Rappelons que s’agissant des pays d’origine sûr il existe deux niveaux de listes:
- la liste nationale: son principe a a été adopté, dans l’attente de la liste européenne, par la loi du 10 décembre 2003 qui a donné compétence au conseil d’administration de l’Ofpra pour établir cette liste de pays d’origine sûrs. Il y a, depuis la décision de novembre de l’OFPRA, 17 pays inscrits sur cette liste (v. “Six pays peu sûrs pressentis pour la liste des pays d’origine « sûrs » (par J-F. Dubost, Amnesty)”, CPDH, 13 novembre 2009).
- la liste européenne : la directive “Procédure” du 1er décembre 2005 a prévu l’adoption par le Conseil de l’Union de listes communes minimales de pays sûrs, respectivement de pays tiers d’origine sûrs et pays tiers européens sûrs ; le Conseil statue à la majorité qualifiée sur proposition de la Commission et après consultation du Parlement ( Dir. 2005/85/CE du Conseil, 1er déc. 2005 : JOUE no L 304, 13 déc.).
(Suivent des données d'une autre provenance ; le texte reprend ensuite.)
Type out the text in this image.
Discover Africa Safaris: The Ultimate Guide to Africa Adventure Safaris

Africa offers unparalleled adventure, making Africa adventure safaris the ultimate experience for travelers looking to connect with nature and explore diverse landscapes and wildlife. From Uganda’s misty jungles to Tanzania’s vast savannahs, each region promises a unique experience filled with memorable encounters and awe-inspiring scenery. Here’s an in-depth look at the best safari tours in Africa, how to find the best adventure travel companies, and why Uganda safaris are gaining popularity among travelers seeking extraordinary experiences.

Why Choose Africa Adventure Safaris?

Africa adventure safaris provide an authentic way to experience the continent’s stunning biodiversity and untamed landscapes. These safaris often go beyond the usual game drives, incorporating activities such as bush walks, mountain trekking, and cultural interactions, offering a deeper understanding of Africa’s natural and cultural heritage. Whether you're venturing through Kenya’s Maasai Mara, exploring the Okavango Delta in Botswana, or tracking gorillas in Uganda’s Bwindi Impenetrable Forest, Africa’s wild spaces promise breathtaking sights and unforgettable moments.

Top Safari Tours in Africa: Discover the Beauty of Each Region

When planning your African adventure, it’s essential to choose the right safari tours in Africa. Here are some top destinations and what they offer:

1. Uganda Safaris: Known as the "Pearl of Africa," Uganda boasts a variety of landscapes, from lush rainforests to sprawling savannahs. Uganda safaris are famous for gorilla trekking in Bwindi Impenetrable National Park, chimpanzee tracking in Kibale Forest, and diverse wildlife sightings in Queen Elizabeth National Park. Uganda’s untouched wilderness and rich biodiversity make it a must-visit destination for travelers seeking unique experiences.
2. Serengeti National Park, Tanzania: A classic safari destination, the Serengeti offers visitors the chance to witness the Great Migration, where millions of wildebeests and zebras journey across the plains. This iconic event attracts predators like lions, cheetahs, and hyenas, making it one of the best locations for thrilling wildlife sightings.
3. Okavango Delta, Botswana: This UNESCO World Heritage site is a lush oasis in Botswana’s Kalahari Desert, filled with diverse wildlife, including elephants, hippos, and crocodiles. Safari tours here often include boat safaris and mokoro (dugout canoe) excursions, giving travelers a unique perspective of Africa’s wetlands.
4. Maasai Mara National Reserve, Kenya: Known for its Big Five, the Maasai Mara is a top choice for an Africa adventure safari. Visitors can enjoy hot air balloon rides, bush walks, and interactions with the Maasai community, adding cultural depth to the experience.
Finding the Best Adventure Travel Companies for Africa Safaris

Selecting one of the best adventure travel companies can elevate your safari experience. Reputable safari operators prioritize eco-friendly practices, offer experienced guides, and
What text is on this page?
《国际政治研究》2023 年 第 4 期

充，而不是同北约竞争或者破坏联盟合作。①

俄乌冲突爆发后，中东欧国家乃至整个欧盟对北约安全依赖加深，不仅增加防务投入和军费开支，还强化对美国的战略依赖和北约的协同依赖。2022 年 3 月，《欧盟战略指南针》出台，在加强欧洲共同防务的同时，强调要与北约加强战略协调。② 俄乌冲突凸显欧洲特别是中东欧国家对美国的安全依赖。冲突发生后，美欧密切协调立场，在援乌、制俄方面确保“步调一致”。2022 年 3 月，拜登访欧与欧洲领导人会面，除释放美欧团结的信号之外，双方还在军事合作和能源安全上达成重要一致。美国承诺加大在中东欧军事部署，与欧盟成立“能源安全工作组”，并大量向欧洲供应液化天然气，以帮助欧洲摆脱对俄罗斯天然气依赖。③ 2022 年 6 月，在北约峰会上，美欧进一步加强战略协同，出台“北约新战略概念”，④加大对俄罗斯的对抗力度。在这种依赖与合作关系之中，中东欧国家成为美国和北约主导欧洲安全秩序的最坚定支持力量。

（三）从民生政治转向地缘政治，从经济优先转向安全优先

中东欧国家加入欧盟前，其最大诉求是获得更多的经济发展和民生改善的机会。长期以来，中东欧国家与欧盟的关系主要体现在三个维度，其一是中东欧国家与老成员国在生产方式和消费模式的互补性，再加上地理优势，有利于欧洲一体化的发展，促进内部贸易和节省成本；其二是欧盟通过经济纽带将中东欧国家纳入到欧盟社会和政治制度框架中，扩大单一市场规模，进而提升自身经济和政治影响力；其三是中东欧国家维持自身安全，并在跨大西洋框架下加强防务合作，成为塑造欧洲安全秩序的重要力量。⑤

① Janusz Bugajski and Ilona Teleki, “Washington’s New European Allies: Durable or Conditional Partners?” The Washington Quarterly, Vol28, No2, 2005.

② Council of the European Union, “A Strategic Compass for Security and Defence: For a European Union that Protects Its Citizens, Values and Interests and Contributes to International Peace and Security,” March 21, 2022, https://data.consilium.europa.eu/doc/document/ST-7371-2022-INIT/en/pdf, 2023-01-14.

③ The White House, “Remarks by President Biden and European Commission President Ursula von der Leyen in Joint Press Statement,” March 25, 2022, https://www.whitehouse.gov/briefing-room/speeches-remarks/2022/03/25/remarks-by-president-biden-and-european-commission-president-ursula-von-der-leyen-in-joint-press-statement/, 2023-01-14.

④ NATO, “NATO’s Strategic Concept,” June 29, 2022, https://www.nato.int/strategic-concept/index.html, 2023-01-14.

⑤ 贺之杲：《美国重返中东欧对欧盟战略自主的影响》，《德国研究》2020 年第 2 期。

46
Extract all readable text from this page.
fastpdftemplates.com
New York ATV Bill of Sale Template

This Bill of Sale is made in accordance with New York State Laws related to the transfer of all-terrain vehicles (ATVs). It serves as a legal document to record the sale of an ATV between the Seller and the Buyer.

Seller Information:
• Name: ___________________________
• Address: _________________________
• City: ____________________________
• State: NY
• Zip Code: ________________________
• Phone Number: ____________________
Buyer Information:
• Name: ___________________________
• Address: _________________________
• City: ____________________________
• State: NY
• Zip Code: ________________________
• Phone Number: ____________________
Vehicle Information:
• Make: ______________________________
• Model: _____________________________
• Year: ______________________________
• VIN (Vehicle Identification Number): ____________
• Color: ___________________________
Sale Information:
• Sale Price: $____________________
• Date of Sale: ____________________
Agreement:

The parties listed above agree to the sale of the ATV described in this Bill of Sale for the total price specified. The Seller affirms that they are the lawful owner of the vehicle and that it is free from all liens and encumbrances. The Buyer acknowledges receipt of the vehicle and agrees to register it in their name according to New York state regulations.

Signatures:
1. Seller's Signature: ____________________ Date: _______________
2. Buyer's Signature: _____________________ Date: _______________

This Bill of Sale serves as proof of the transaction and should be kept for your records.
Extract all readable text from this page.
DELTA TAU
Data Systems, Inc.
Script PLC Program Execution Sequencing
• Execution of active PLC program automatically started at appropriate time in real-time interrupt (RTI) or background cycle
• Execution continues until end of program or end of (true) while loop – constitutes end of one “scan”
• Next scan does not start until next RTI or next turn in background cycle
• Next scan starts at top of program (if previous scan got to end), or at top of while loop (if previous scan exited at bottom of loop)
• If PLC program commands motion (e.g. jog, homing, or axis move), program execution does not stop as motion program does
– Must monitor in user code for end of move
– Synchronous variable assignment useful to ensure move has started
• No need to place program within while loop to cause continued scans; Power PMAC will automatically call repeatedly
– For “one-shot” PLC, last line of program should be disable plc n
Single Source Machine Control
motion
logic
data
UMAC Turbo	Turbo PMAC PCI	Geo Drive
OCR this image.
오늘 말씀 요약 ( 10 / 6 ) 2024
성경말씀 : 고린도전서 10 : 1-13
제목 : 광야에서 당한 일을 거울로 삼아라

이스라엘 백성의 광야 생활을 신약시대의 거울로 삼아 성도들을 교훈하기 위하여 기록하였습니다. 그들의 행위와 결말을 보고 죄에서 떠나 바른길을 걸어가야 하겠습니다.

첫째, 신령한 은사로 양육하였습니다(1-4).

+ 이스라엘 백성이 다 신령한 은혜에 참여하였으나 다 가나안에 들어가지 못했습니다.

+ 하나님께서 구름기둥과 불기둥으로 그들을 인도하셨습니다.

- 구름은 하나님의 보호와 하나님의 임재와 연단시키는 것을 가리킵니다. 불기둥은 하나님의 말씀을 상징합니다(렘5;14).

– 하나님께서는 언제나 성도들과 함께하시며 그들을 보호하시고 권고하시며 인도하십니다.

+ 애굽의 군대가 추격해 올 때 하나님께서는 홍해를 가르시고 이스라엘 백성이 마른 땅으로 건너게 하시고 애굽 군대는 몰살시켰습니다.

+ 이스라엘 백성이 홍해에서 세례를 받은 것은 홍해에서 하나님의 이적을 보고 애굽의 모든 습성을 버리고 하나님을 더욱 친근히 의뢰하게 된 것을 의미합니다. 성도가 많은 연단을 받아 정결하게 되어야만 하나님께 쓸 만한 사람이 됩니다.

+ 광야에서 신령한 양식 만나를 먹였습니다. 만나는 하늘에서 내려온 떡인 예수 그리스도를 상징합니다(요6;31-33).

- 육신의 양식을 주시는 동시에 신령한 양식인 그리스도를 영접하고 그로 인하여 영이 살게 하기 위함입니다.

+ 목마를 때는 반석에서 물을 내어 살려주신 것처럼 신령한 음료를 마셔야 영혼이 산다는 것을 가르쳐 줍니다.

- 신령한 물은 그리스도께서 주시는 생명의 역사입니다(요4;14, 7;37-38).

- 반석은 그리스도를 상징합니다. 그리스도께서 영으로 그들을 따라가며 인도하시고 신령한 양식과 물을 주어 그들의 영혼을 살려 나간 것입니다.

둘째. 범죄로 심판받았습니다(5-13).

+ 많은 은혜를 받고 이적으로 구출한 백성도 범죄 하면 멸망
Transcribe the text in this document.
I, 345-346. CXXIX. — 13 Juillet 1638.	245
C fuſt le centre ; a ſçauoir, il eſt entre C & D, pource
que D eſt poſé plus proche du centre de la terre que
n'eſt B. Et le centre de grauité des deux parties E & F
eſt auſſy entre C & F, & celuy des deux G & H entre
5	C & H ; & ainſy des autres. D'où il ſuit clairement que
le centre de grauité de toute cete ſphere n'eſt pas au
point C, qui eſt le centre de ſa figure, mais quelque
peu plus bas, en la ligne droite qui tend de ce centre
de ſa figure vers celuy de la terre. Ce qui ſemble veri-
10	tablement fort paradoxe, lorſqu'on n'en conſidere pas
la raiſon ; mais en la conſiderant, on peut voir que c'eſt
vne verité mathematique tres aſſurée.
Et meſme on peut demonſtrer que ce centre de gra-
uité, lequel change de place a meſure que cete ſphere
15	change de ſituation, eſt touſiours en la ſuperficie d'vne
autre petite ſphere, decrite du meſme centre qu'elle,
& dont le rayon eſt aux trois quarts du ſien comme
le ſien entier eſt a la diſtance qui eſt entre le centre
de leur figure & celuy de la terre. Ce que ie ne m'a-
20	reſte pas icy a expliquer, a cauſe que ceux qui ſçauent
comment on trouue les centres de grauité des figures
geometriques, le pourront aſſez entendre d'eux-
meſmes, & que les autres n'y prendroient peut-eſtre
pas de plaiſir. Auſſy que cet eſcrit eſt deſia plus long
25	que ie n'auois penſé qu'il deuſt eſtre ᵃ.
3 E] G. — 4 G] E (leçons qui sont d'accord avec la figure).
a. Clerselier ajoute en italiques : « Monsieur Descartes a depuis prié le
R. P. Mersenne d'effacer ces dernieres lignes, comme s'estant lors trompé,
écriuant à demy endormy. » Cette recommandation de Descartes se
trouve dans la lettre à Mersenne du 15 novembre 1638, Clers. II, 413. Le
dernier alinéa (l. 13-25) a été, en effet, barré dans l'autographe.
Toutefois, tandis que le Conseil ne parvenait pas à un accord, la Cour de justice a, sur requête du Parlement européen, soutenue par la Commission, annulé en Grande chambre les dispositions de la directive conférant compétence au Conseil pour les établir (CJCE, 6 mai 2008, aff. C-133/06, Parlement européen c/ Conseil de l’Union européenne).
Mais dès l’adoption du traité d’Amsterdam en 1997 il était prévu dans le protocole no 6 - « protocole Aznar » - que sur le droit d’asile pour les ressortissants des États membres de l’Union européenne « toute demande d’asile présentée par un ressortissant d’un État membre ne peut être prise en considération ou déclarée admissible par un autre État membre ».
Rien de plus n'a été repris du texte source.